I did injure myself (I think it happened when I was setting personal best records doing pull ups), went to a nurse, took anti-inflammatory pills, met with an orthopedist, and now a physical therapist. I’m told it could be a lot worse than it is, and I am almost sure to heal with a few weeks of special exercises for my right forearm, elbow and shoulder. (I did tear my right shoulder in three places back in 2006).

There is really no physical excuse for not doing abs work like crunches. There has been nothing wrong with my abdominal area. Nevertheless, I did crunches just six times. Three of those efforts were during the first two weeks of August (max of 750), and the latest was today, when I ground out only 350, mostly the more difficult bicycle type.
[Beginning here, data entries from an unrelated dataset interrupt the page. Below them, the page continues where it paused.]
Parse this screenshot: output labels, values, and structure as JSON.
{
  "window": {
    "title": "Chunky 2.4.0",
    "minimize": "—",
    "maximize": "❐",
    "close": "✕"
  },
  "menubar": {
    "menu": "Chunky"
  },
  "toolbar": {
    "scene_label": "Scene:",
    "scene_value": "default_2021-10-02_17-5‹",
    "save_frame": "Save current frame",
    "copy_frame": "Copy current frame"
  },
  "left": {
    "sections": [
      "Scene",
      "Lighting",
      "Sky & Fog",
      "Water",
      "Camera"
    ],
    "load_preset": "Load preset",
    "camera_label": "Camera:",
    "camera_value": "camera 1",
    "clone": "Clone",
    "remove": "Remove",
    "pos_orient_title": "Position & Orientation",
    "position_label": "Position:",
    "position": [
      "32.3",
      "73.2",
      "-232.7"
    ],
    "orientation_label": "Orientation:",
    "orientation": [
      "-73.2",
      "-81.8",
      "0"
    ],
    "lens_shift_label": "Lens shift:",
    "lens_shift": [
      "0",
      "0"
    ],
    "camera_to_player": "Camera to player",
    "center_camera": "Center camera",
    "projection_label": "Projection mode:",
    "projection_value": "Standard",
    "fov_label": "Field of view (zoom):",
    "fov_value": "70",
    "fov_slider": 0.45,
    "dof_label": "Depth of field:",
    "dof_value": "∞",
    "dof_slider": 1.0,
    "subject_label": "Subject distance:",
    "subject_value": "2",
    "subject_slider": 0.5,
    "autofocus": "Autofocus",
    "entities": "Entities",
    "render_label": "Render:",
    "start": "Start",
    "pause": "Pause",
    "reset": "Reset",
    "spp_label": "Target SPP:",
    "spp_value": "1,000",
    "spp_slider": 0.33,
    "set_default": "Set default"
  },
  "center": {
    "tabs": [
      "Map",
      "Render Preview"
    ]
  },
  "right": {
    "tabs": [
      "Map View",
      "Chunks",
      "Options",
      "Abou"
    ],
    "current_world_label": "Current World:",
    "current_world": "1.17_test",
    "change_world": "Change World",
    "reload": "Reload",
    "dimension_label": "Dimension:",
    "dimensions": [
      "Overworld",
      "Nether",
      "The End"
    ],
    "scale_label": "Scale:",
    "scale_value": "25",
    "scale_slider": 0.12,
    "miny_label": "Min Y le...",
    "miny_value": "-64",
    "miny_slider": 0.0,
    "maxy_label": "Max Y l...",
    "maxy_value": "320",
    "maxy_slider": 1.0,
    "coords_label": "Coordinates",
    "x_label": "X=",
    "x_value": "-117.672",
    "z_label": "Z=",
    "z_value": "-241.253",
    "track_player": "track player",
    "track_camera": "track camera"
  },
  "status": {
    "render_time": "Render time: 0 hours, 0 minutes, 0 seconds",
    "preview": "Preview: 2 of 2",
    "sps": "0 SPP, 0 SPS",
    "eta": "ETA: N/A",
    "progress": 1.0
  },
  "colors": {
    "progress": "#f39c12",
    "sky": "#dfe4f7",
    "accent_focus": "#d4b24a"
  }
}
During this 40-day period in the workout desert, I could have lifted weights with my left arm. But I basically stopped. It was all mental. Too pressured and too lazy. And then too guilty. Could barely even write on this site. As much as I quote that “two steps forward, one step back” mantra, it’s painful to accept it. I hate it. Thinking about the Nadals, Picabo Streets, and a thousand other top athletes who get injured and push through their setbacks to return to their game and shine should be an inspiration. Well I am trying to be inspired.